I was cleaning our kitchen the other day. I wiped down the countertops, scrubbed the sink and got the stovetop so clean it sparkled. Heck, I even knocked down the cobwebs in the corner of the ceiling. I have laser focus but I tend to be a little oblivious, sometimes failing to notice obvious things. Anyway, I was putting the dried goods in neat little jars and arranging them happily on our quaint wooden shelves with some jazz music playing softly when I heard a voice down the hallway.
I didn’t think much of it at the time and resumed my amiable arranging. Somehow, by the grace of God, my friend Malcolm walked in. “Lee, the upper half of your kitchen looks fantastically polished; it’s a thing of beauty. But I fear you may have overlooked something.” My gloating smile began to droop in suspicion. What did Malcolm mean? Overlooked something? I stared at him and waited for him to clarify. He continued in disbelief, “Really? You didn’t notice that?” He pointed to the far corner of the kitchen.
I looked down. Oh… I hadn’t noticed I was ankle-deep in sewage. There, on the floor was the sewer line- a rickety old clay pipe. Must’a sprung a leak. It was not only spewing a steady stream of murky fecal water but there were occasional sprays of liquid into in the air as if the pipe was a vein pumping blood from the heart. With each beat the pipe pulsed more sewage into the room. It was rising at a steady rate. “Huh, how silly of me to not notice. I’m practically swimming in this,” I said.
Our lives are changing rapidly. Suddenly, the world has arrived at our fingertips. Masters of design are partnering with bottom-line marketers to bring us an endless supply of discontent.
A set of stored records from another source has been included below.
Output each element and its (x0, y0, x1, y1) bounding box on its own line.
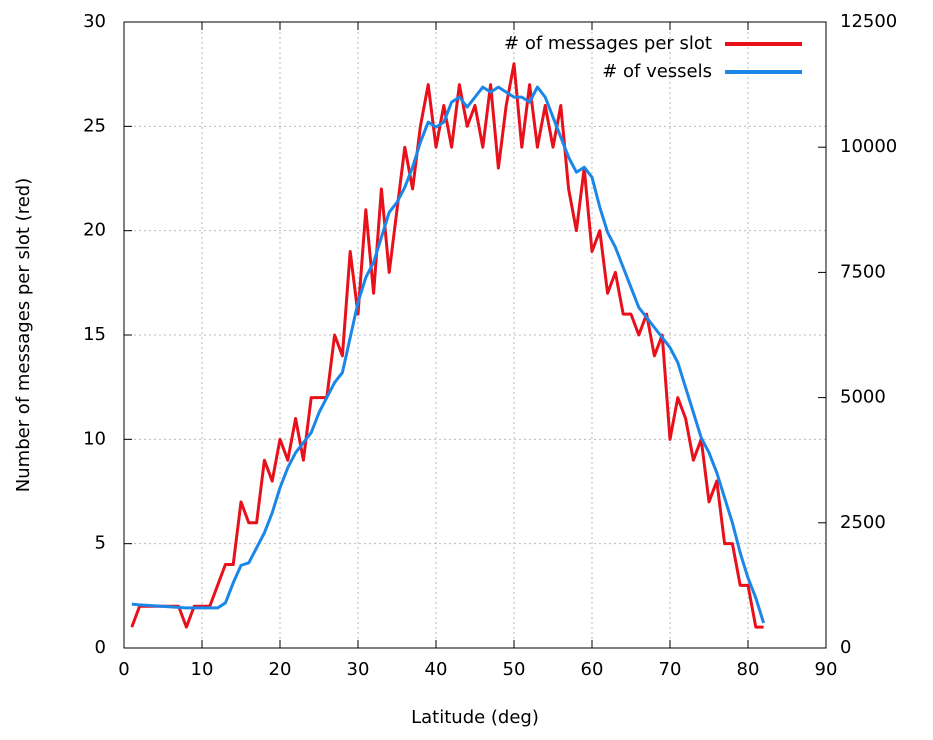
legend-label: # of vessels (602, 61, 712, 82)
x-tick-label: 60 (581, 659, 604, 680)
y2-tick-label: 7500 (840, 261, 886, 282)
x-tick-label: 20 (269, 659, 292, 680)
y2-tick-label: 0 (840, 637, 851, 658)
x-tick-label: 90 (815, 659, 838, 680)
y-tick-label: 0 (95, 637, 106, 658)
y2-tick-label: 10000 (840, 136, 897, 157)
y2-tick-label: 5000 (840, 387, 886, 408)
x-tick-label: 70 (659, 659, 682, 680)
x-tick-label: 30 (347, 659, 370, 680)
y2-tick-label: 12500 (840, 11, 897, 32)
x-axis-label: Latitude (deg) (411, 707, 539, 728)
y-tick-label: 25 (83, 115, 106, 136)
y-tick-label: 30 (83, 11, 106, 32)
x-tick-label: 0 (118, 659, 129, 680)
legend-label: # of messages per slot (504, 33, 712, 54)
plot-frame (123, 21, 827, 649)
x-tick-label: 10 (191, 659, 214, 680)
x-tick-label: 40 (425, 659, 448, 680)
y-axis-label: Number of messages per slot (red) (13, 178, 34, 492)
y-tick-label: 5 (95, 533, 106, 554)
y2-tick-label: 2500 (840, 512, 886, 533)
data-line (130, 62, 764, 629)
x-tick-label: 50 (503, 659, 526, 680)
y-tick-label: 20 (83, 220, 106, 241)
y-tick-label: 15 (83, 324, 106, 345)
y-tick-label: 10 (83, 428, 106, 449)
data-line (131, 85, 766, 624)
x-tick-label: 80 (737, 659, 760, 680)
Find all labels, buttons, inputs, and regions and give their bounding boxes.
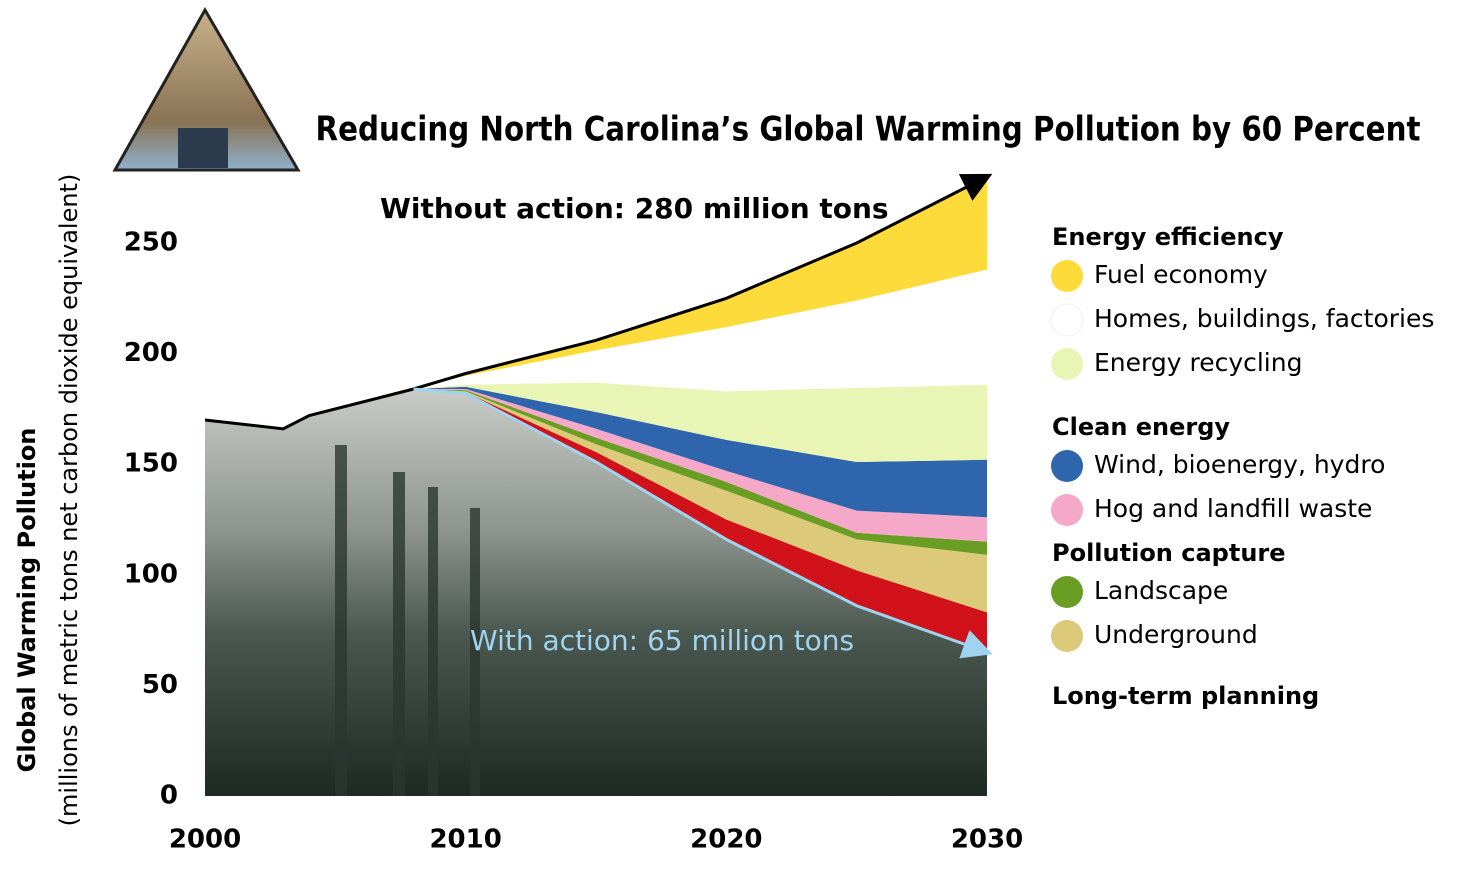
x-tick-label: 2000 (169, 825, 241, 855)
wedge (413, 386, 987, 518)
legend-label: Wind, bioenergy, hydro (1094, 450, 1385, 479)
with-action-line (413, 387, 993, 659)
legend-swatch (1051, 620, 1083, 652)
wedge (413, 388, 987, 555)
smokestack (428, 487, 438, 796)
wedge (413, 388, 987, 653)
legend-label: Energy recycling (1094, 348, 1302, 377)
x-tick-label: 2010 (429, 825, 501, 855)
smokestack (470, 508, 480, 796)
y-axis-subtitle: (millions of metric tons net carbon diox… (55, 174, 83, 827)
y-tick-label: 150 (124, 449, 178, 479)
legend-swatch (1050, 303, 1084, 337)
legend-heading: Clean energy (1052, 413, 1230, 441)
legend-label: Homes, buildings, factories (1094, 304, 1434, 333)
legend-label: Fuel economy (1094, 260, 1268, 289)
y-tick-label: 100 (124, 559, 178, 589)
x-tick-label: 2030 (951, 825, 1023, 855)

They drop blankets across all media to make sure we don’t have to go without our sweet, tasty discontent. They slip it under our door while we are sleeping. They leak it into the air. Before we know it, we’ve let them build pipes of cultural filth to flow all around us. And it’s hard to keep it out. It comes to our gates. We can stuff it into our ears and inject it into our eyes pleasantly, effortlessly. And it happens instantly, seamlessly. We are told it will make us more productive and more efficient; it will save us time. It will save us. And we buy it. The savior has come.
This so-called savior too easily sweeps into our lives unsuspectingly and brings cultural crap straight into the veins of our identity. Sure, we can clean like never before but it is covering our kitchen floors with filth. Cultural turds are floating all around us, contaminating us. But it happily entertains us as we go about our days. We seem to not mind walking in poop. Or maybe we’re so distracted we don’t notice.
But for some there is a general resistance to this promised savior and its prophets. Perhaps we know it is as dangerous as an alcoholic trying to get sober with a flask of whiskey tucked away in their jacket- always whispering telepathically that one touch wouldn’t hurt- because whatever our downfall may be (social media, games, email, productivity, porn) our personalized temptation never leaves our side. Our downfall rides with us in our pocket wherever we go; it is our constant companion: always there, waiting, yearning sensually for our touch. It is there when no one else is; it is there in our time of need. We enter further into a progressively exclusive relationship with it until we- our thoughts, words and actions- all smell of the turds upon which we tread. Our spiritual, mental and emotional lives become disgusting, causing problems for our relationships with ourselves, with others, and with God. Instead, we need to widen our attention. Take a look around, down. We, amid communities, need to remind ourselves of the turds we’re stepping in. We need to call each other out of it. And most of all, we need a different savior.